The advantage of DBSCAN is that it is robust to outliers, i.e. it can handle outliers on its own, unlike k-means clustering. DBSCAN algorithms are used to create heat maps, geospatial analysis, anomaly detection in temperature data.

It can be implemented as:

from sklearn.cluster import DBSCANfrom sklearn import metrics from sklearn.preprocessing import StandardScalerdb = DBSCAN(eps=0.3, min_samples=10).fit(X)core_samples_mask = np.zeros_like(db.labels_, dtype=bool)core_samples_mask[db.core_sample_indexes_] = Truelasels = db.labels_n_clusters_ = len(set(labels)) - (1 if -1 in labels else 0)print(labels)14, standardization and normalization

Normalization is a scaling technique where we set the mean of an attribute to 0 and the standard deviation to 1, so that the values are centered around the mean with unit standard deviation. It can be written as X '= (X-μ)/σ

normalization

Normalization is a technique for making values range from 0 to 1, also known as min-max scaling. Normalization can be accomplished by the given formula X= (X− Xmin)/(Xmax− Xmin).

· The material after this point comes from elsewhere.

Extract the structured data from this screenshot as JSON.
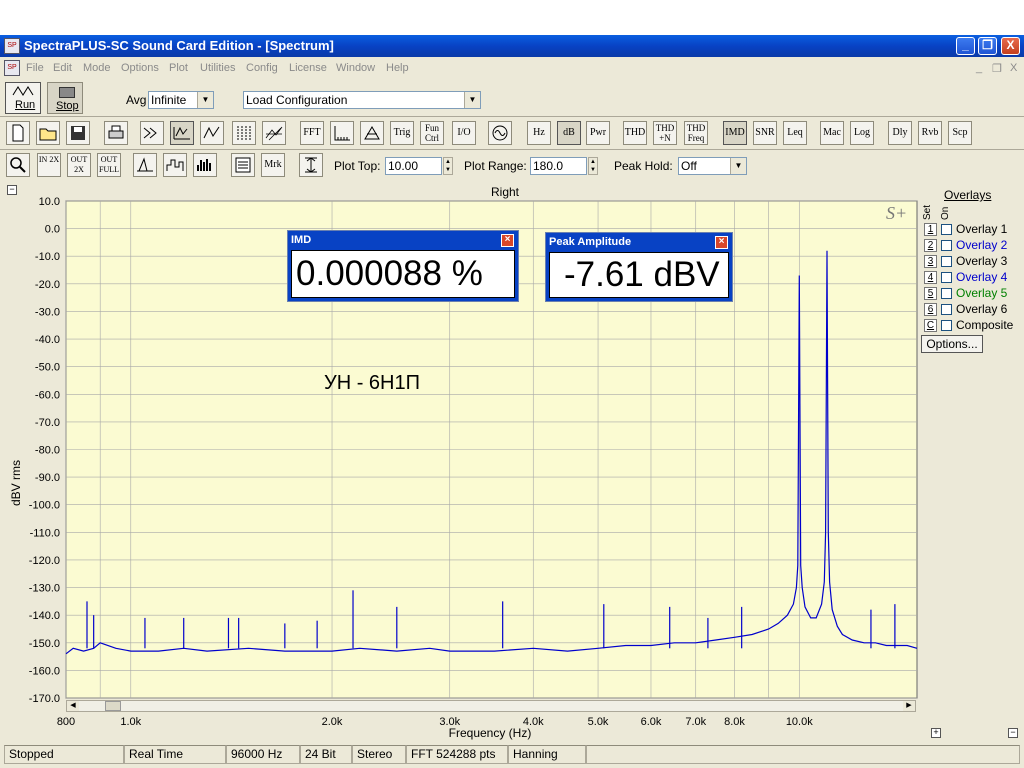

from sklearn.preprocessing import StandardScalerfrom sklearn.preprocessing import MinMaxScaler

Python provides the StandardScaler function for normalization and the MinMaxScaler function for normalization.

15. Feature extraction

Feature extraction is a method of extracting features from data. If we convert the data to digital format, we can only pass the data to the machine learning model. Scikit-Learn provides the ability to convert text and images into numbers.

Bag of Words and TF-IDF are the most common methods for converting words to numbers in natural language processing provided by scikit-learn.

The above is "Python Scikit-Learn how to use" all the content of this article, thank you for reading! Hope to share the content to help everyone, more relevant knowledge, welcome to pay attention to the industry information channel!

Welcome to subscribe "Shulou Technology Information " to get latest news, interesting things and hot topics in the IT industry, and controls the hottest and latest Internet news, technology news and IT industry trends.

*The comments in the above article only represent the author's personal views and do not represent the views and positions of this website. If you have more insights, please feel free to contribute and share.